The quotient $G/K=SL(2, {\mathbb R})/SO(2)$ of course is canonically identified with the quotient $PSL(2, {\mathbb R})/PSO(2)$, but I find it easier to work with. Then the projection of $A\in SL(2, {\mathbb R})$ to $G/K$ can be identified with the matrix $$ R=\left[\begin{array}{cc} a&b\\ 0&a^{-1}\end{array}\right], a>0, b\in {\mathbb R}. $$ This matrix acts on the upper half-plane $H^2$ (in the complex plane) by the formula that you surely know: $$ z\mapsto a^2z+ab. $$ The orthogonal matrix $Q$ in our decomposition stabilizes the point $i=\sqrt{-1}\in H^2$, hence, under the identification of $G/K$ with $H^2$, the matrix $R$ is identified with the point $$ z_R=ab+ i a^2. $$
Now, given two matrices $A_1=R_1Q_1, A_2=R_2Q_2$, the distance between their cosets in $G/K$ is the same as the hyperbolic distance between the points $z_{R_1}, z_{R_2}$ which you can find, for instance, in the Wikipedia article on the upper half-plane model: $$ d_{H^2} (x_1+i y_1, x_2+ i y_2) = \operatorname{arcosh} \left( 1 + \frac{ {(x_2 - x_1)}^2 + {(y_2 - y_1)}^2 }{ 2 y_1 y_2 } \right)$$ In terms of the matrices $R_1, R_2$, the formula becomes: $$ d(z_{R_1}, z_{R_2})= \operatorname{arcosh} \left( 1 + \frac{ {(a_2b_2 - a_1b_1)}^2 + {(a^2_2 - a^2_1)}^2 }{ 2 a^2_1 a^2_2 } \right) $$

Like it or not, this is the formula you asked for.

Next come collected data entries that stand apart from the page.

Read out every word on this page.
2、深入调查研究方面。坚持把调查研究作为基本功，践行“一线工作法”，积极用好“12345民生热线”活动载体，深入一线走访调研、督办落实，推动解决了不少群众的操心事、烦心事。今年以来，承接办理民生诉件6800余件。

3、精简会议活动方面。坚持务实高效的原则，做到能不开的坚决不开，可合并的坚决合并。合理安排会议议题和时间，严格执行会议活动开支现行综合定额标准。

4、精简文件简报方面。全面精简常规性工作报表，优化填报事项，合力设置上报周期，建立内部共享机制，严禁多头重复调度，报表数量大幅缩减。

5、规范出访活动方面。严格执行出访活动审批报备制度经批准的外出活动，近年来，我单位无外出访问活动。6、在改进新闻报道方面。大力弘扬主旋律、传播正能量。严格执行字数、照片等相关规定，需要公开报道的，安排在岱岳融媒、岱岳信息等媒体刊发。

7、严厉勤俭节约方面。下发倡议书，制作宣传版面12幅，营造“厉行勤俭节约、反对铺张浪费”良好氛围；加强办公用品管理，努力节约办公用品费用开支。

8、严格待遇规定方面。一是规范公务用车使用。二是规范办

If you do not like using the RQ-decomposition, you can still identify the coset of the given matrix $$ A=\left[\begin{array}{cc} a&b\\ c&d\end{array}\right], $$ with the point $$ z_A= \frac{ai+b}{ci+d}\in H^2. $$ Then $$ d(A_1 SO(2), A_2 SO(2))= d_{H^2}(z_{A_1}, z_{A_2}). $$ Once you write down this formula in all the detail in terms of the matrix coefficients of $A_1, A_2$ (I will not attempt to do so), you will realize how useless it is.